Intervention de Bruno Retailleau

Réunion du 9 octobre 2019 à 15h00
Politique migratoire de la france et de l'europe — Déclaration du gouvernement suivie d'un débat

Photo de Bruno RetailleauBruno Retailleau :

Une bonne politique ne peut pas non plus se contenter de répondre seulement à la question, sur laquelle j’espère que nous serons tous d’accord : allons-nous laisser se noyer ces pauvres gens, femmes, enfants, vieillards au milieu de la Méditerranée ? Non, la politique ne consiste pas à se contenter de réparer les effets ; il s’agit de traiter directement les causes, le plus possible en amont.

Je vous accorde un satisfecit, monsieur le Premier ministre : vous avez indiqué que vous étiez prêt à corréler une politique humanitaire de développement de l’Afrique avec un effort, par ces pays sources, de maîtrise de leur propre immigration. Il faut bien sûr mettre en œuvre un plan massif de développement de l’Afrique, associant les collectivités, car le regard de territoire à territoire me semble être le plus efficace, mais il faut aussi que nous exigions une conditionnalité, par exemple en matière de laissez-passer consulaires. Les choses doivent être claires : pas de laissez-passer consulaires, pas d’aide au développement !

Une politique migratoire est faite de trois composantes, mes chers collègues : des frontières maîtrisées, des lois appliquées – quand moins de 10 % des déboutés du droit d’asile sont expulsés, peut-on dire que la loi est appliquée ? Non ! – et des valeurs républicaines.

S’agissant, d’abord, des frontières, il me semble que nous avons besoin d’un triple contrôle : le premier se trouve dans la profondeur des pays de transit ou des pays d’origine. Il faut généraliser les hotspots. Plus le contrôle a lieu loin à l’extérieur, moins l’on expose ces gens-là au risque de n’être, au péril de leur vie, que des marchandises humaines pour les trafiquants, ces nouveaux esclavagistes des temps modernes.

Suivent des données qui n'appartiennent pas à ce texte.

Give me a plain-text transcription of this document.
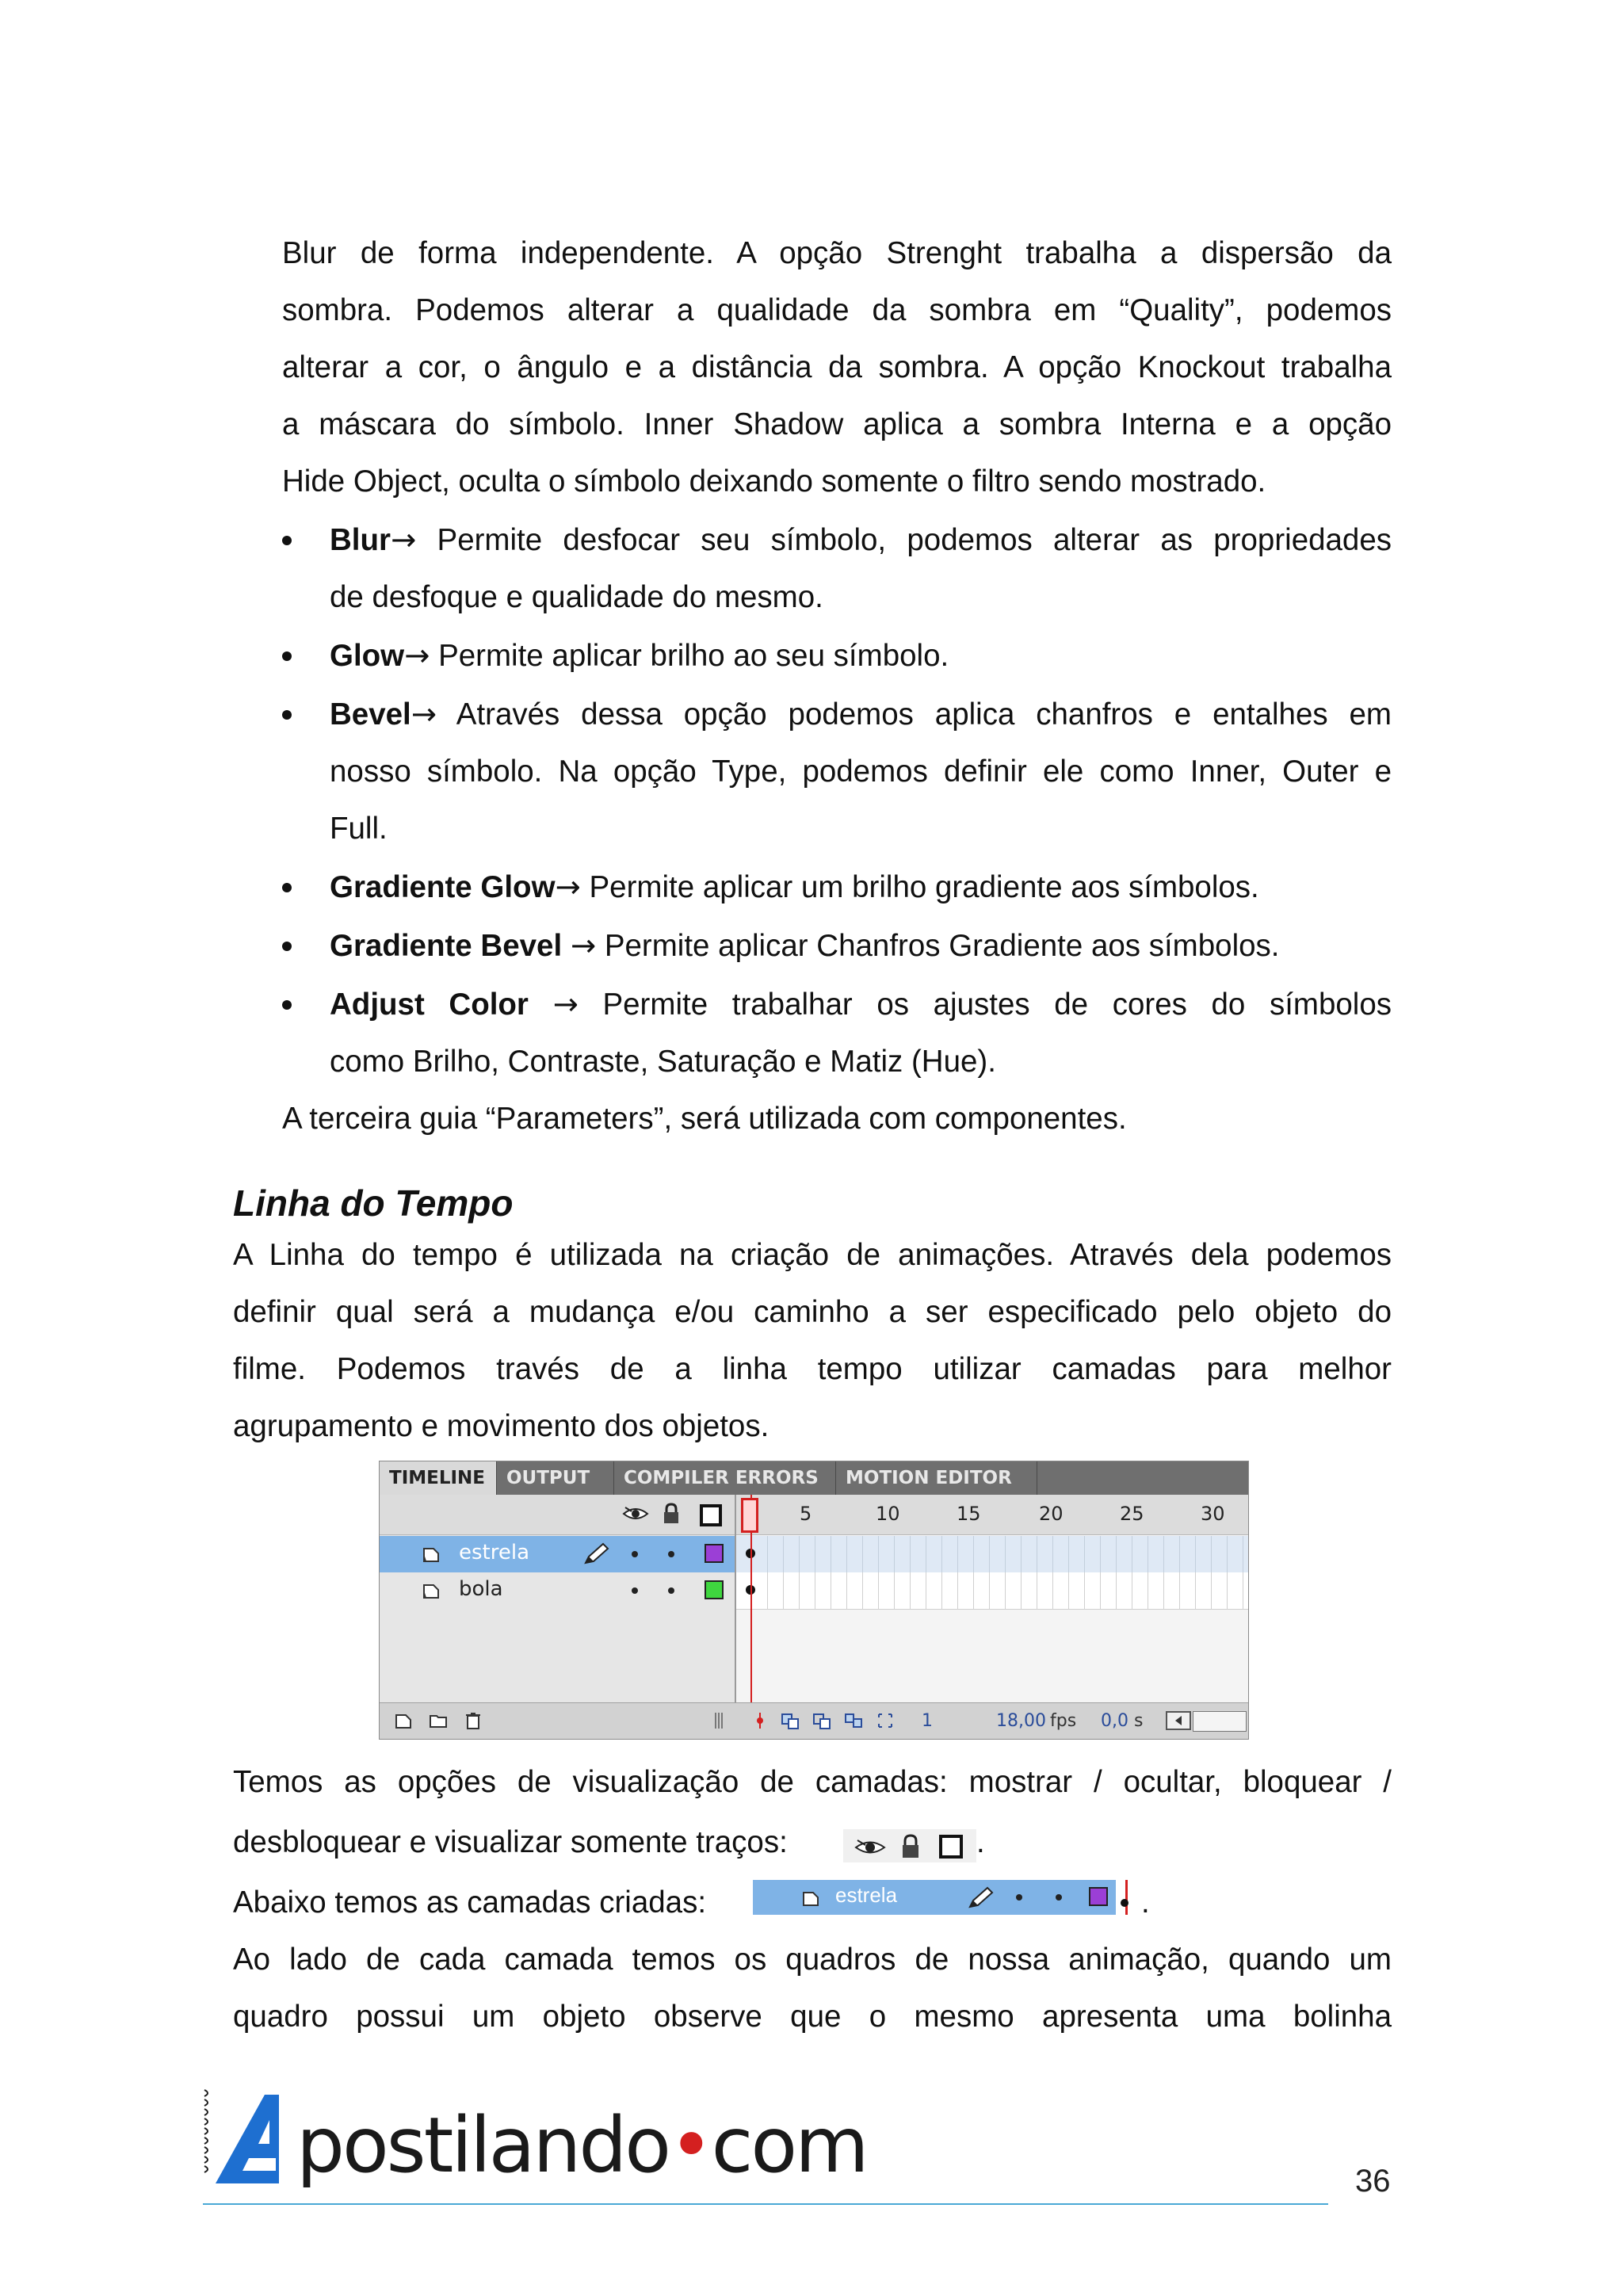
Blur de forma independente. A opção Strenght trabalha a dispersão da

sombra. Podemos alterar a qualidade da sombra em “Quality”, podemos

alterar a cor, o ângulo e a distância da sombra. A opção Knockout trabalha

a máscara do símbolo. Inner Shadow aplica a sombra Interna e a opção

Hide Object, oculta o símbolo deixando somente o filtro sendo mostrado.

Blur→ Permite desfocar seu símbolo, podemos alterar as propriedades
de desfoque e qualidade do mesmo.
Glow→ Permite aplicar brilho ao seu símbolo.
Bevel→ Através dessa opção podemos aplica chanfros e entalhes em
nosso símbolo. Na opção Type, podemos definir ele como Inner, Outer e
Full.
Gradiente Glow→ Permite aplicar um brilho gradiente aos símbolos.
Gradiente Bevel → Permite aplicar Chanfros Gradiente aos símbolos.
Adjust Color → Permite trabalhar os ajustes de cores do símbolos
como Brilho, Contraste, Saturação e Matiz (Hue).

A terceira guia “Parameters”, será utilizada com componentes.

Linha do Tempo

A Linha do tempo é utilizada na criação de animações. Através dela podemos

definir qual será a mudança e/ou caminho a ser especificado pelo objeto do

filme. Podemos través de a linha tempo utilizar camadas para melhor

agrupamento e movimento dos objetos.

TIMELINE	OUTPUT	COMPILER ERRORS	MOTION EDITOR
estrela
bola
5	10	15	20	25	30
1	18,00 fps 0,0 s

Temos as opções de visualização de camadas: mostrar / ocultar, bloquear /

desbloquear e visualizar somente traços:	.

Abaixo temos as camadas criadas:	estrela	.

Ao lado de cada camada temos os quadros de nossa animação, quando um

quadro possui um objeto observe que o mesmo apresenta uma bolinha

postilando•com	36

Le deuxième contrôle concerne l’Europe, bien sûr, avec Frontex. Dans quelques semaines, nous saurons si la nouvelle Commission va lui accorder de vrais moyens. Vous devez vous battre sur ce sujet-là, madame la secrétaire d’État, c’est très concret.

De même, casser les filières, c’est assumer des actions policières et militaires. Peu d’entre nous, sans doute, savent qu’en juin 2015 l’opération Sophia a été déclenchée par l’Union européenne. Votée par le Conseil, elle disposait de quatre phases pour détruire, y compris par des moyens militaires et jusqu’aux plages des pays de transit, les infrastructures de ces esclavagistes.

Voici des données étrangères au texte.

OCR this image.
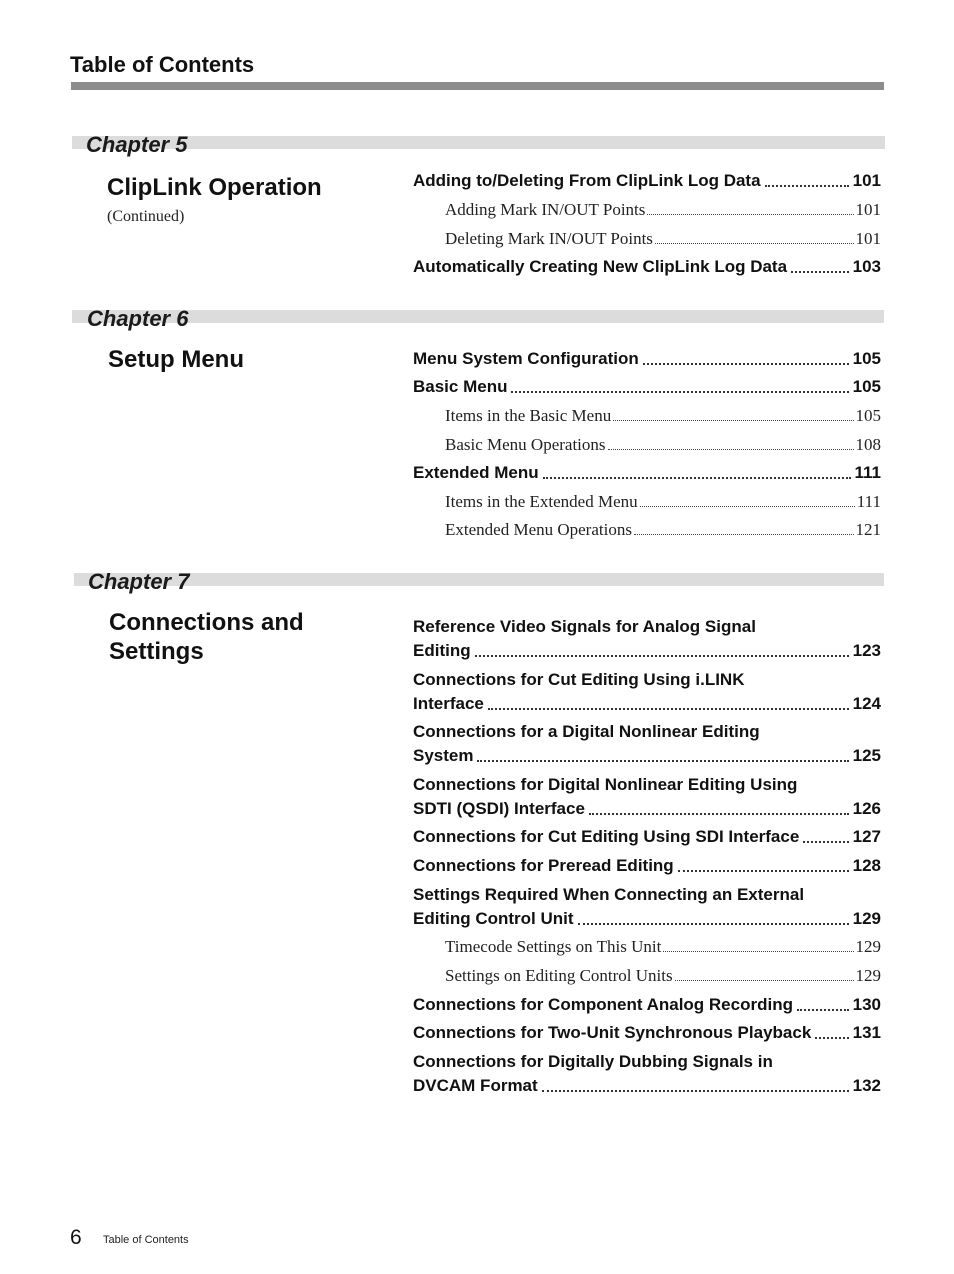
Table of Contents
Chapter 5
ClipLink Operation
(Continued)
Adding to/Deleting From ClipLink Log Data	101
Adding Mark IN/OUT Points	101
Deleting Mark IN/OUT Points	101
Automatically Creating New ClipLink Log Data	103
Chapter 6
Setup Menu	Menu System Configuration	105
Basic Menu	105
Items in the Basic Menu	105
Basic Menu Operations	108
Extended Menu	111
Items in the Extended Menu	111
Extended Menu Operations	121
Chapter 7
Connections and
Settings
Reference Video Signals for Analog Signal
Editing	123
Connections for Cut Editing Using i.LINK
Interface	124
Connections for a Digital Nonlinear Editing
System	125
Connections for Digital Nonlinear Editing Using
SDTI (QSDI) Interface	126
Connections for Cut Editing Using SDI Interface	127
Connections for Preread Editing	128
Settings Required When Connecting an External
Editing Control Unit	129
Timecode Settings on This Unit	129
Settings on Editing Control Units	129
Connections for Component Analog Recording	130
Connections for Two-Unit Synchronous Playback 131
Connections for Digitally Dubbing Signals in
DVCAM Format	132
6 Table of Contents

Cette opération a dû s’arrêter, mais il faut qu’elle reprenne. S’il en était besoin, et parce que je n’ignore pas les problèmes, notamment internationaux, qui se posent, nous devrions pouvoir saisir le Conseil de sécurité de l’ONU pour obtenir une résolution en matière de lutte contre toutes ces filières.

Enfin, le troisième niveau de contrôle, ce sont nos propres frontières. Schengen autorise, en situation de crise et pour des durées déterminées, le rétablissement des frontières. Nous vivons sous ce régime, pérennisons-le, parce que trois protections des frontières valent mieux qu’une.

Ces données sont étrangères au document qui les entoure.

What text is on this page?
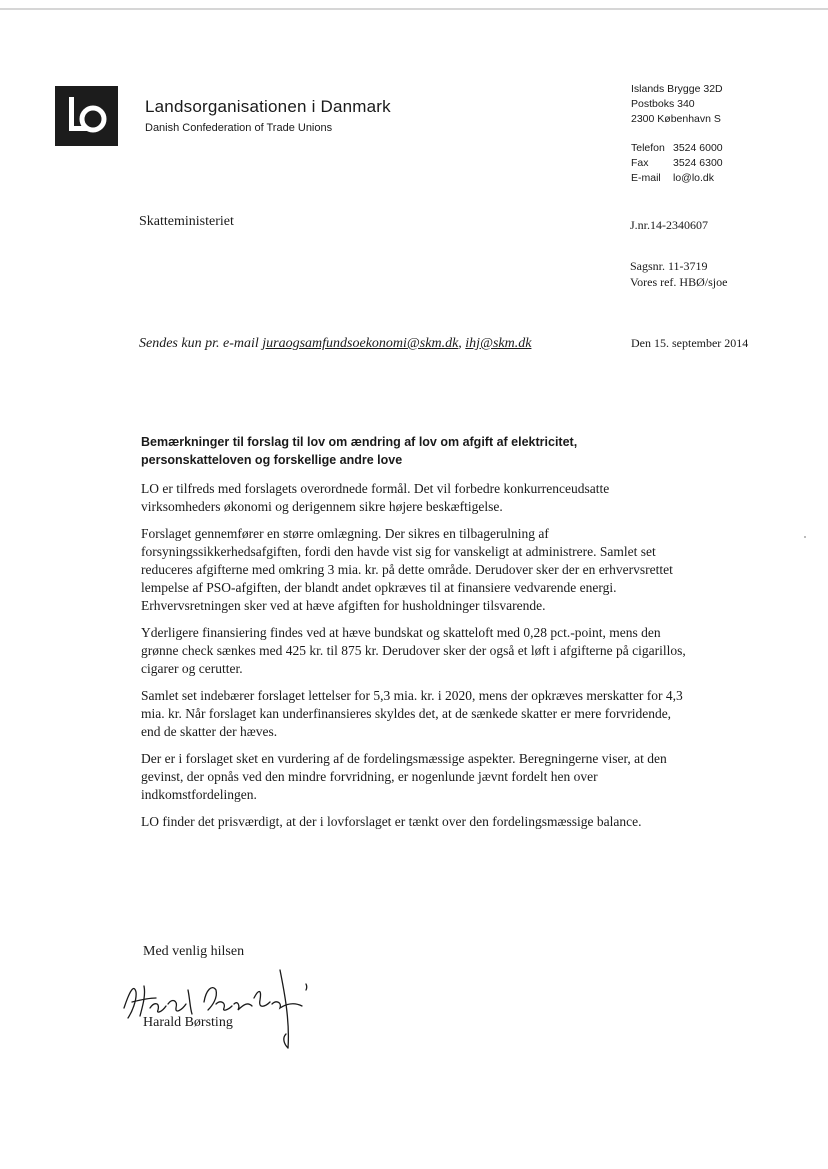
Landsorganisationen i Danmark
Danish Confederation of Trade Unions
Islands Brygge 32D
Postboks 340
2300 København S
Telefon 3524 6000
Fax 3524 6300
E-mail lo@lo.dk
Skatteministeriet	J.nr.14-2340607
Sagsnr. 11-3719
Vores ref. HBØ/sjoe
Sendes kun pr. e-mail juraogsamfundsoekonomi@skm.dk, ihj@skm.dk	Den 15. september 2014
Bemærkninger til forslag til lov om ændring af lov om afgift af elektricitet, personskatteloven og forskellige andre love

LO er tilfreds med forslagets overordnede formål. Det vil forbedre konkurrenceudsatte virksomheders økonomi og derigennem sikre højere beskæftigelse.

Forslaget gennemfører en større omlægning. Der sikres en tilbagerulning af forsyningssikkerhedsafgiften, fordi den havde vist sig for vanskeligt at administrere. Samlet set reduceres afgifterne med omkring 3 mia. kr. på dette område. Derudover sker der en erhvervsrettet lempelse af PSO-afgiften, der blandt andet opkræves til at finansiere vedvarende energi. Erhvervsretningen sker ved at hæve afgiften for husholdninger tilsvarende.

Yderligere finansiering findes ved at hæve bundskat og skatteloft med 0,28 pct.-point, mens den grønne check sænkes med 425 kr. til 875 kr. Derudover sker der også et løft i afgifterne på cigarillos, cigarer og cerutter.

Samlet set indebærer forslaget lettelser for 5,3 mia. kr. i 2020, mens der opkræves merskatter for 4,3 mia. kr. Når forslaget kan underfinansieres skyldes det, at de sænkede skatter er mere forvridende, end de skatter der hæves.

Der er i forslaget sket en vurdering af de fordelingsmæssige aspekter. Beregningerne viser, at den gevinst, der opnås ved den mindre forvridning, er nogenlunde jævnt fordelt hen over indkomstfordelingen.

LO finder det prisværdigt, at der i lovforslaget er tænkt over den fordelingsmæssige balance.

Med venlig hilsen
Harald Børsting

La deuxième composante d’une politique migratoire, c’est la bonne application des lois. Monsieur le Premier ministre, il faut, bien sûr, appliquer notre arsenal législatif, mais il faut aussi le revoir de toute urgence, parce que nous sommes désormais en décalage total avec nos grands partenaires européens.

Vous avez lu, j’en suis certain, le petit ouvrage du patron de l’Office français de l’immigration et de l’intégration, Didier Leschi, qui est un parfait connaisseur du sujet. Il dit tout et vous donnera de nombreux exemples de la Suède à l’Allemagne en passant par beaucoup d’autres pays qui ont fait le job que nous n’avons pas fait.

Vous en appelez à l’Europe, et je suis d’accord pour mettre en place des éléments d’harmonisation, mais pourquoi, par exemple, refusez-vous les quotas en matière de regroupement familial, alors que l’accord de gouvernement du 1er août 2018 de la Große Koalition prévoit 1 000 regroupements pour les réfugiés et pas un de plus ? L’Allemagne peut le faire, pourquoi ne le pouvons-nous pas ? La Suède a emprunté une autre voie, etc.

Notre impuissance est de notre propre fait, ne nous en déchargeons pas sur l’Europe.